Open xikanfeng2 opened 3 weeks ago
if len(shared_bins) < len(bin_coords):
chrom_names = reader.get_chrom_names(args['chrom_names'])
chrom_lens = reader.get_chrom_lens(args['reference'], chrom_names)
regions = reader.get_bins_from_chromlens(chrom_lens, args['bin_size'])
full_region_path = reader.write_region_file(args['out_dir'], 'full_regions.bed', regions)
gc = reader.get_gc(args['reference'], full_region_path, args['bedtools'])
mapp = reader.get_mapp(args['out_dir'], full_region_path, args['bigwig'], args['map_file'])
filtered_regions, filtered_stats = reader.filter_bins_gc_mapp(regions, gc, mapp)
reader.write_region_file(args['out_dir'], 'filtered_regions.bed', shared_bins, stats=filtered_stats)
reader.write_cell_names(os.path.join(args['out_dir'], 'cells.txt'), shared_cells)
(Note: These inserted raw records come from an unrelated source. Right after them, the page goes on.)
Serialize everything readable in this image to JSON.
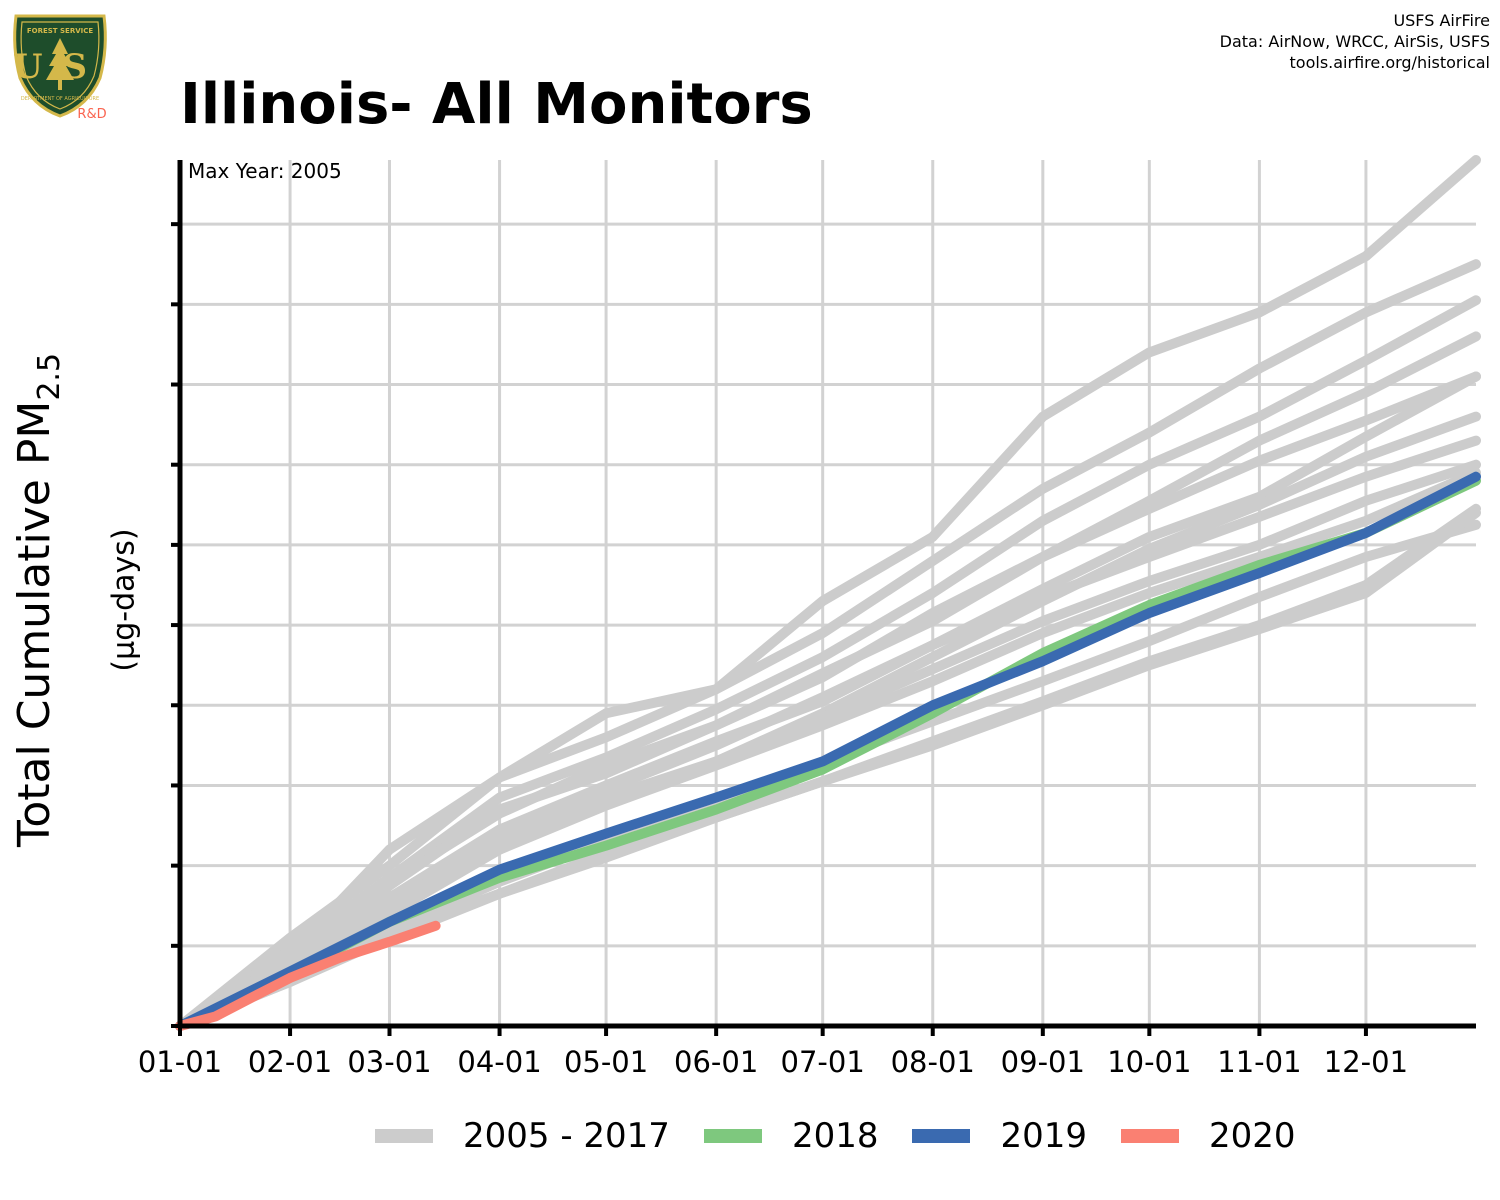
{
  "logo": {
    "top_text": "FOREST SERVICE",
    "letters": "US",
    "bottom_text": "DEPARTMENT OF AGRICULTURE",
    "rd": "R&D"
  },
  "credits": [
    "USFS AirFire",
    "Data: AirNow, WRCC, AirSis, USFS",
    "tools.airfire.org/historical"
  ],
  "colors": {
    "historical": "#cccccc",
    "y2018": "#7ec87e",
    "y2019": "#3a6ab0",
    "y2020": "#fa8072"
  },
  "chart_data": {
    "type": "line",
    "title": "Illinois- All Monitors",
    "annotation": "Max Year: 2005",
    "ylabel": "Total Cumulative PM",
    "ylabel_subscript": "2.5",
    "yunits": "(µg-days)",
    "x_tick_labels": [
      "01-01",
      "02-01",
      "03-01",
      "04-01",
      "05-01",
      "06-01",
      "07-01",
      "08-01",
      "09-01",
      "10-01",
      "11-01",
      "12-01"
    ],
    "x_tick_days": [
      0,
      31,
      59,
      90,
      120,
      151,
      181,
      212,
      243,
      273,
      304,
      334
    ],
    "xlim": [
      0,
      365
    ],
    "ylim": [
      0,
      10.8
    ],
    "y_ticks": [
      0,
      1,
      2,
      3,
      4,
      5,
      6,
      7,
      8,
      9,
      10
    ],
    "y_tick_labels_visible": false,
    "grid": true,
    "legend_position": "bottom",
    "series": [
      {
        "name": "2005 - 2017",
        "group": "historical",
        "width": 10,
        "x": [
          0,
          31,
          59,
          90,
          120,
          151,
          181,
          212,
          243,
          273,
          304,
          334,
          365
        ],
        "lines": [
          [
            0,
            0.9,
            2.2,
            3.1,
            3.9,
            4.2,
            5.3,
            6.1,
            7.6,
            8.4,
            8.9,
            9.6,
            10.8
          ],
          [
            0,
            1.1,
            2.0,
            3.1,
            3.6,
            4.2,
            4.9,
            5.8,
            6.7,
            7.4,
            8.2,
            8.9,
            9.5
          ],
          [
            0,
            0.95,
            1.85,
            2.85,
            3.35,
            3.95,
            4.6,
            5.4,
            6.3,
            7.0,
            7.6,
            8.3,
            9.05
          ],
          [
            0,
            0.95,
            1.8,
            2.65,
            3.25,
            3.75,
            4.35,
            5.15,
            5.85,
            6.55,
            7.3,
            7.9,
            8.6
          ],
          [
            0,
            0.85,
            1.75,
            2.7,
            3.15,
            3.75,
            4.4,
            5.05,
            5.85,
            6.45,
            7.05,
            7.55,
            8.1
          ],
          [
            0,
            0.8,
            1.6,
            2.45,
            3.0,
            3.55,
            4.05,
            4.75,
            5.45,
            6.1,
            6.6,
            7.35,
            8.1
          ],
          [
            0,
            0.75,
            1.45,
            2.2,
            2.8,
            3.3,
            3.9,
            4.6,
            5.3,
            5.95,
            6.5,
            7.1,
            7.6
          ],
          [
            0,
            0.8,
            1.5,
            2.35,
            2.95,
            3.5,
            4.1,
            4.75,
            5.35,
            5.85,
            6.35,
            6.85,
            7.3
          ],
          [
            0,
            0.75,
            1.45,
            2.25,
            2.85,
            3.3,
            3.85,
            4.45,
            5.05,
            5.55,
            6.0,
            6.55,
            7.0
          ],
          [
            0,
            0.7,
            1.4,
            2.2,
            2.75,
            3.25,
            3.75,
            4.3,
            4.9,
            5.4,
            5.85,
            6.3,
            6.9
          ],
          [
            0,
            0.55,
            1.15,
            1.65,
            2.15,
            2.6,
            3.05,
            3.55,
            4.05,
            4.55,
            5.0,
            5.5,
            6.45
          ],
          [
            0,
            0.6,
            1.2,
            1.8,
            2.3,
            2.8,
            3.3,
            3.8,
            4.3,
            4.8,
            5.35,
            5.85,
            6.25
          ],
          [
            0,
            0.55,
            1.1,
            1.65,
            2.1,
            2.6,
            3.05,
            3.5,
            4.0,
            4.5,
            4.95,
            5.4,
            6.4
          ]
        ]
      },
      {
        "name": "2018",
        "group": "y2018",
        "width": 10,
        "x": [
          0,
          31,
          59,
          90,
          120,
          151,
          181,
          212,
          243,
          273,
          304,
          334,
          365
        ],
        "values": [
          0,
          0.65,
          1.3,
          1.85,
          2.25,
          2.7,
          3.2,
          3.9,
          4.65,
          5.25,
          5.75,
          6.15,
          6.8
        ]
      },
      {
        "name": "2019",
        "group": "y2019",
        "width": 10,
        "x": [
          0,
          31,
          59,
          90,
          120,
          151,
          181,
          212,
          243,
          273,
          304,
          334,
          365
        ],
        "values": [
          0,
          0.68,
          1.3,
          1.95,
          2.4,
          2.85,
          3.3,
          4.0,
          4.55,
          5.15,
          5.65,
          6.15,
          6.85
        ]
      },
      {
        "name": "2020",
        "group": "y2020",
        "width": 10,
        "x": [
          0,
          10,
          20,
          31,
          45,
          59,
          72
        ],
        "values": [
          0,
          0.12,
          0.35,
          0.6,
          0.85,
          1.05,
          1.25
        ]
      }
    ]
  }
}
print(readcounts_df.shape)
cell_avgs = readcounts_df.mean(axis=1)
RDR_df = readcounts_df.div(cell_avgs, axis=0)
RDR_df = RDR_df.round(5)
readcounts_df.to_csv(os.path.join(args['out_dir'], 'readcounts.tsv'), sep='\t')
RDR_df.to_csv(os.path.join(args['out_dir'], 'RDR.tsv'), sep='\t')
I refactored the code as shown above. One important point to note is that the readcounts_df
also needs to be resaved; otherwise, the seacon call
step will throw a dimension mismatch error.
variable filtered_stats is not defined in this function.